Comunemente ricordata come colei che “ispirò” Max Ernst e il surrealismo, Leonora è molto più di un “link vivente” (come l’aveva definita perfino il New York Times): è un’artista completa che vive e trascende il suo tempo, così come i tentativi di incasellarla che sono stati fatti, primo tra tutti quello dello stesso Ernst che, come riporta Seminara, scrive, riferendosi a lei: “Chi è la Sposa del vento? Sa leggere? […] Si riscalda con la sua vita intensa, con il suo mistero, la sua poesia. Non ha letto niente, ma ha assimilato tutto. Non sa leggere […] E anche se stava leggendo tra sé, gli animali e i cavalli l’ascoltavano ammirati.” Ovvero, la perfetta sintesi tra candore e natura, tra lo spirito ancestrale e il mito. Una narrazione affascinante, certo, ma che di fatto relega la donna-ispiratrice a un ruolo di secondo piano che a Leonora Carrington non appartiene: lei è la protagonista indiscussa del tempo che le è stato dato in sorte, un tempo che sfugge alla linearità cronologica per immergersi nelle profondità della vita.

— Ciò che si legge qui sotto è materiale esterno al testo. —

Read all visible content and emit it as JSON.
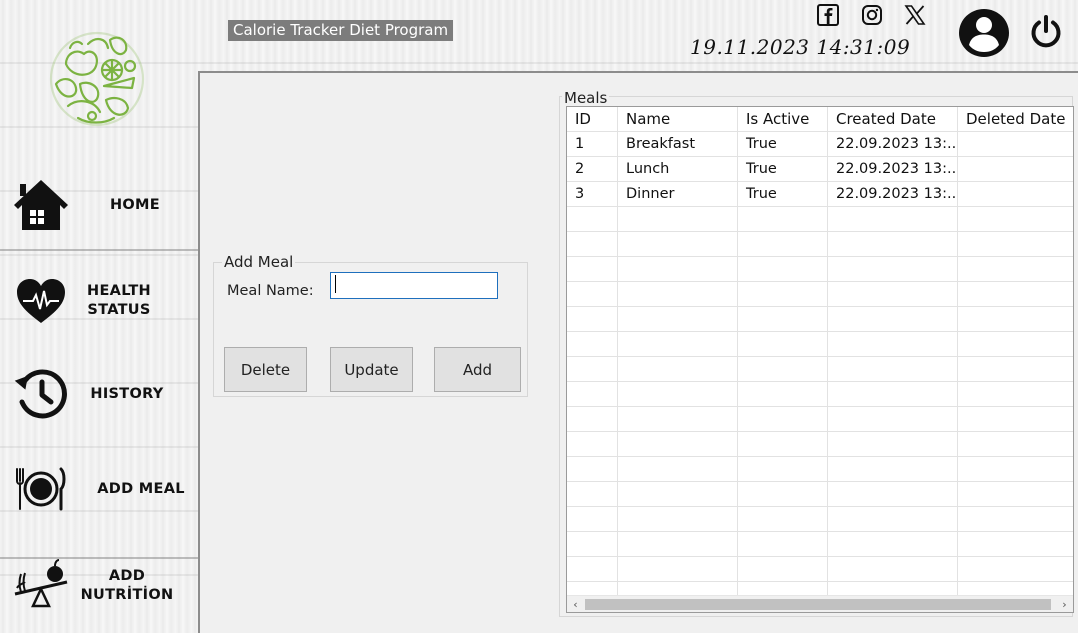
{
  "header": {
    "app_title": "Calorie Tracker Diet Program",
    "datetime": "19.11.2023 14:31:09",
    "social": [
      "facebook-icon",
      "instagram-icon",
      "x-twitter-icon"
    ]
  },
  "sidebar": {
    "items": [
      {
        "label": "HOME",
        "icon": "home-icon"
      },
      {
        "label": "HEALTH\nSTATUS",
        "icon": "heart-pulse-icon"
      },
      {
        "label": "HISTORY",
        "icon": "history-icon"
      },
      {
        "label": "ADD MEAL",
        "icon": "plate-cutlery-icon"
      },
      {
        "label": "ADD\nNUTRİTİON",
        "icon": "nutrition-scale-icon"
      }
    ]
  },
  "add_meal": {
    "group_title": "Add Meal",
    "meal_name_label": "Meal Name:",
    "meal_name_value": "",
    "delete_label": "Delete",
    "update_label": "Update",
    "add_label": "Add"
  },
  "meals": {
    "group_title": "Meals",
    "columns": [
      "ID",
      "Name",
      "Is Active",
      "Created Date",
      "Deleted Date"
    ],
    "rows": [
      [
        "1",
        "Breakfast",
        "True",
        "22.09.2023 13:...",
        ""
      ],
      [
        "2",
        "Lunch",
        "True",
        "22.09.2023 13:...",
        ""
      ],
      [
        "3",
        "Dinner",
        "True",
        "22.09.2023 13:...",
        ""
      ]
    ]
  },
  "colors": {
    "logo_green": "#7cb342",
    "input_focus": "#1e6fbd"
  }
}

A ventisei anni, padrona assoluta del proprio destino, consapevole degli abissi della paura e della necessità di non escludere la Morte dalla Vita, scrive, in un linguaggio elegante e feroce, pervaso di maestosa ironia: “Non sono più ‘la ragazza incantevole’ che è passata da Parigi, innamorata – Sono una vecchia signora che ha vissuto molto e sono cambiata – se la mia vita vale qualcosa, io sono il risultato del tempo – Dunque non riprodurrò più l’immagine di prima – Non sarò Mai pietrificata in una “giovinezza” che non esiste più – accetto l’Onorevole Decrepita attuale […] Come una vecchia Talpa che nuota sotto i cimiteri mi rendo conto che sono sempre stata cieca – cerco di conoscere La Morte per aver meno paura”.